Şaşırtıcı öğrenme kolaylığı
Reinhart ve Woodman deneye katılan gönüllülerin beynini 20 dakika boyunca elektrikle uyardıktan sonra insanları bir bilgisayarın karşısına geçirdiler. Commoder 64 zamanından önceki ilk Atari konsollarını andıran bu deney sisteminde, kişi bilgisayar ekranında görüntülenen farklı renklerdeki noktalara hangi kumanda düğmelerinin karşılık geldiğini deneme yanılma yöntemiyle öğrenmeye çalışıyor. Araştırmacılar bunun için katılımcılara birer oyun kontrolörü verdiler. Ardından, deneyden daha kesin sonuçlar almak için kişilere öğrendikleri düğmelerden farklı renkler de gösterdiler. Örneğin gönüllüler bir düğmenin kırmızıya karşılık geldiğini öğrendikten sonra ekranda ortaya çıkan renkler ters sırada gösteriliyordu. Ayrıca katılımcılara doğru düğmeye basmaları için 1 saniyeden az süre tanıyan araştırmacılar işleri daha da zorlaştırdı. Bu süreç, özünde hata oranını artırarak hatadan ders çıkarmayı hızlandırmış oldu ve elektrikli düşünme şapkasının ne kadar etkili olduğunun ölçülmesini sağladı. Bilim insanları elektriksel beyin aktivitesini ölçtü ve katılımcılar hata yaparken beyinde ne gibi etkileşimler meydana geldiğini anlamaya çalıştılar.
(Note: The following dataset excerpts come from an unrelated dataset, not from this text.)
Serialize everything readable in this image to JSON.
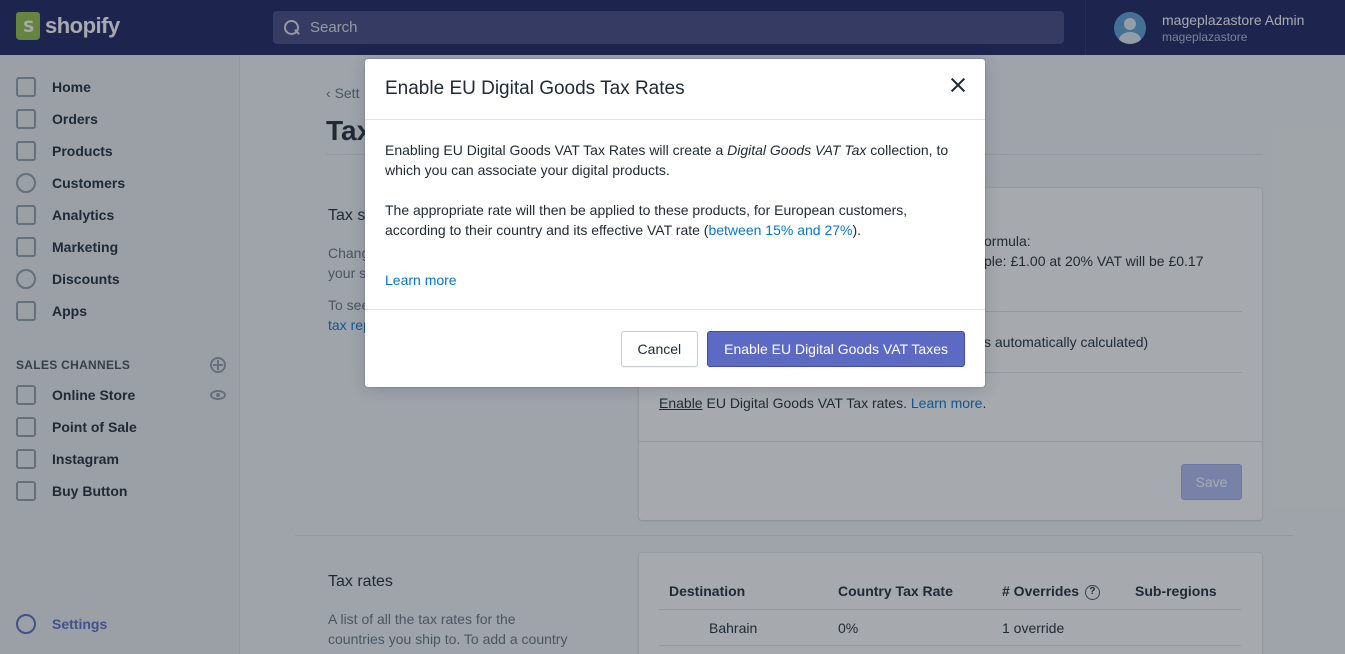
{
  "topbar": {
    "logo_text": "shopify",
    "search_placeholder": "Search",
    "user_name": "mageplazastore Admin",
    "user_store": "mageplazastore"
  },
  "sidebar": {
    "items": [
      {
        "label": "Home",
        "icon": "home-icon"
      },
      {
        "label": "Orders",
        "icon": "orders-icon"
      },
      {
        "label": "Products",
        "icon": "tag-icon"
      },
      {
        "label": "Customers",
        "icon": "customer-icon"
      },
      {
        "label": "Analytics",
        "icon": "analytics-icon"
      },
      {
        "label": "Marketing",
        "icon": "megaphone-icon"
      },
      {
        "label": "Discounts",
        "icon": "discount-icon"
      },
      {
        "label": "Apps",
        "icon": "apps-icon"
      }
    ],
    "channels_heading": "SALES CHANNELS",
    "channels": [
      {
        "label": "Online Store",
        "icon": "store-icon"
      },
      {
        "label": "Point of Sale",
        "icon": "shopify-bag-icon"
      },
      {
        "label": "Instagram",
        "icon": "instagram-icon"
      },
      {
        "label": "Buy Button",
        "icon": "shopify-bag-icon"
      }
    ],
    "settings_label": "Settings"
  },
  "background": {
    "back_label": "Sett",
    "page_title": "Tax",
    "tax_settings_title": "Tax s",
    "tax_settings_text_1a": "Chang",
    "tax_settings_text_1b": "your s",
    "tax_settings_text_2a": "To see",
    "tax_settings_text_2b": "tax rep",
    "card_line_1": "ormula:",
    "card_line_2": "ple: £1.00 at 20% VAT will be £0.17",
    "card_line_3": "s automatically calculated)",
    "enable_link": "Enable",
    "enable_text": " EU Digital Goods VAT Tax rates. ",
    "learn_more": "Learn more",
    "learn_more_suffix": ".",
    "save_label": "Save",
    "tax_rates_title": "Tax rates",
    "tax_rates_text_1": "A list of all the tax rates for the",
    "tax_rates_text_2": "countries you ship to. To add a country",
    "table_headers": [
      "Destination",
      "Country Tax Rate",
      "# Overrides",
      "Sub-regions"
    ],
    "table_row": {
      "destination": "Bahrain",
      "rate": "0%",
      "overrides": "1 override"
    },
    "help_glyph": "?"
  },
  "modal": {
    "title": "Enable EU Digital Goods Tax Rates",
    "p1_before": "Enabling EU Digital Goods VAT Tax Rates will create a ",
    "p1_italic": "Digital Goods VAT Tax",
    "p1_after": " collection, to which you can associate your digital products.",
    "p2_before": "The appropriate rate will then be applied to these products, for European customers, according to their country and its effective VAT rate (",
    "p2_link": "between 15% and 27%",
    "p2_after": ").",
    "learn_more": "Learn more",
    "cancel_label": "Cancel",
    "confirm_label": "Enable EU Digital Goods VAT Taxes"
  },
  "colors": {
    "topbar": "#1c2260",
    "primary": "#5c6ac4",
    "link": "#007ace"
  }
}
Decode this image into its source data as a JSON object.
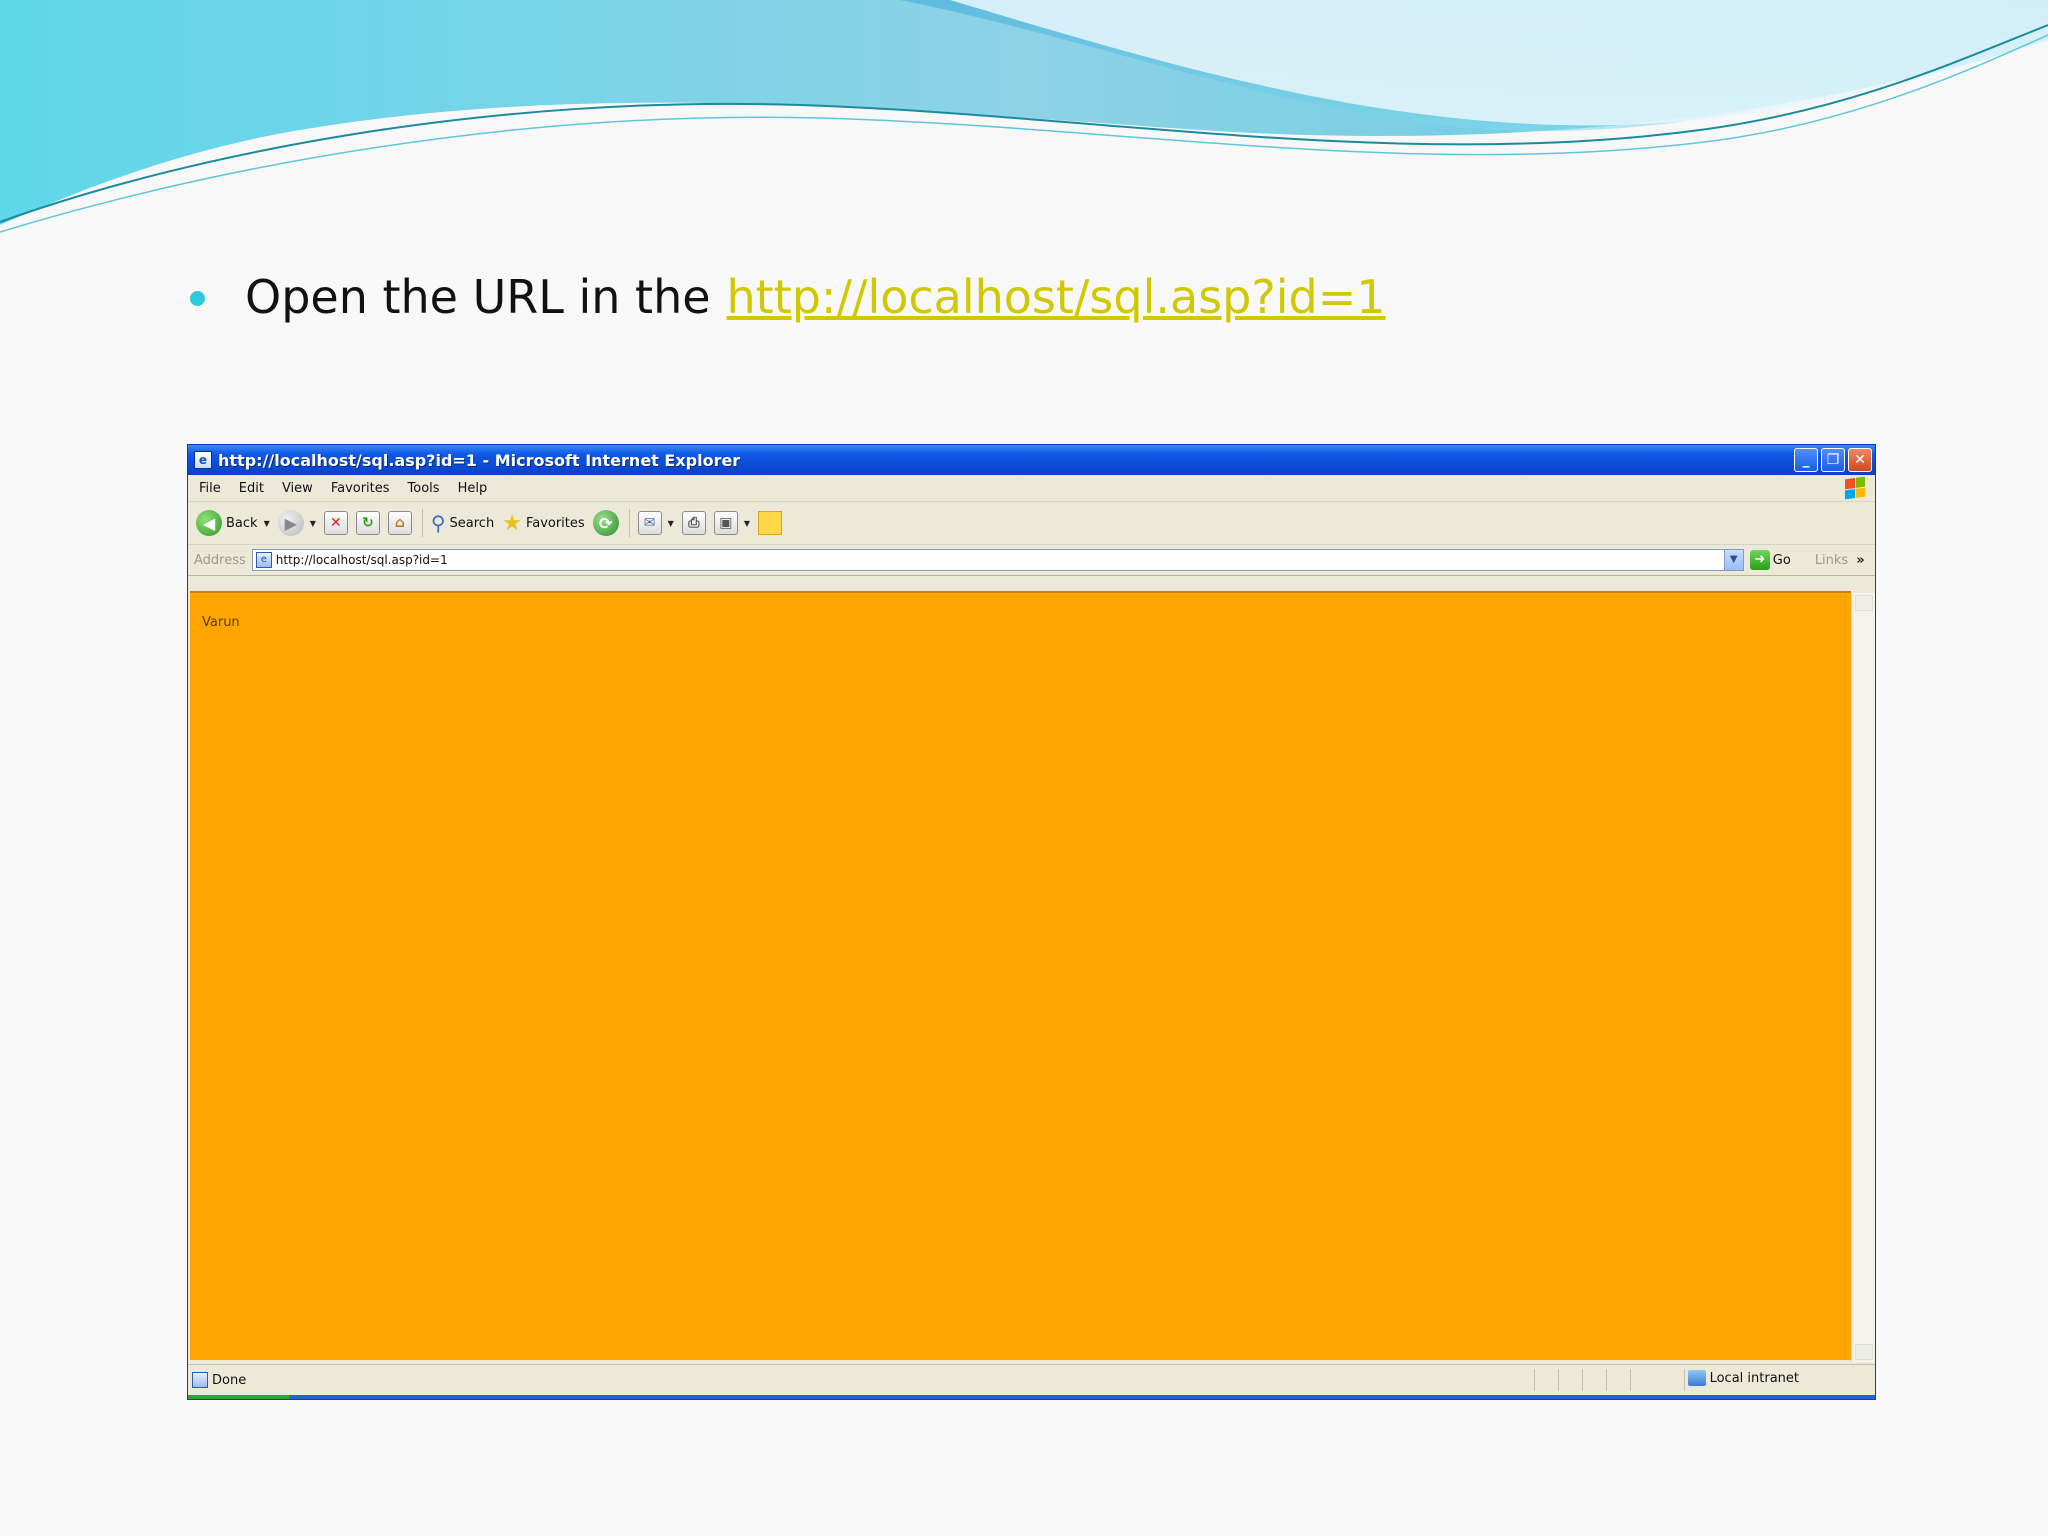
{
  "slide": {
    "bullet_text": "Open the URL in the",
    "bullet_link": "http://localhost/sql.asp?id=1",
    "accent_color": "#2ec8de",
    "link_color": "#d0c800"
  },
  "browser": {
    "title": "http://localhost/sql.asp?id=1 - Microsoft Internet Explorer",
    "menu": [
      "File",
      "Edit",
      "View",
      "Favorites",
      "Tools",
      "Help"
    ],
    "toolbar": {
      "back_label": "Back",
      "search_label": "Search",
      "favorites_label": "Favorites"
    },
    "address": {
      "label": "Address",
      "value": "http://localhost/sql.asp?id=1",
      "go_label": "Go",
      "links_label": "Links"
    },
    "page": {
      "text": "Varun",
      "background": "#ffa500"
    },
    "status": {
      "text": "Done",
      "zone": "Local intranet"
    }
  }
}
En önemlisi de beyin aktivitesinin elektriksel uyarım sırasında nasıl değiştiğini görmeleriydi.
İçimizdeki eleştirmen
Reinhart ile Woodman anot akım uyguladıkları zaman, test edilen kişilerde sinyal sıçramasının ortalama iki kat fazla olduğunu ve sinyal seviyesinin önemli ölçüde yükseldiğini gördü (dört deneye katılanların yaklaşık yüzde 75’inde). Bunu insanların davranışlarında gözlemlemek de mümkündü: Daha az hata yaptılar ve plasebo akımına göre hatalardan hızla ders çıkararak tepkilerini hızlandırdılar. Katot akım uygulandığında ise araştırmacılar tam tersi bir sonuç gördü: Sinyal sıçraması zayıftı, kişiler daha çok hata yaptı ve öğrenmek uzun sürdü. Reinhart şöyle açıklıyor: “Kısacası süreci yukarı doğru regüle ettiğimiz zaman sizi daha dikkatli olan, daha az hata yapan ve yeni ya da değişen durumlara hızla uyum sağlayan bir insan yapabiliyoruz. Bu çok sıra dışı.” Elbette hızlı öğrenme süreci bilinç dışında meydana geldiği için katılımcılar bu değişikliği algılamadılar. Ancak, elektrikli düşünme şapkası henüz basit bir deney aleti olmasına rağmen kişilerin öğrenme hızını yüzde 4 oranında hızlandırdı veya yavaşlattı ve bu da 20 milisaniyeye karşılık geliyor. Woodman, “Başarı oranı ilaç kullanımı ya da diğer psikolojik terapi türlerinde görülen yüzdeden çok daha yüksek” diyor.
Süreli etki
Araştırmacılar 20 dakikalık uyarımın dikkat isteyen diğer görevleri de iyileştirdiğini ve etkisini beş saat sürdürdüğünü kaydetti. Woodman’a göre bu araştırmanın sonuçları öğrenme sürecini iyileştirmenin ötesine geçiyor. Elektrikli düşünme şapkası, aynı zamanda performans izleme bozukluklarına bağlı şizofreni ve ADHD gibi hastalıkların tedavi edilmesinde kullanılabilir. Bu da şok tedavisine yepyeni bir anlam kazandırıyor.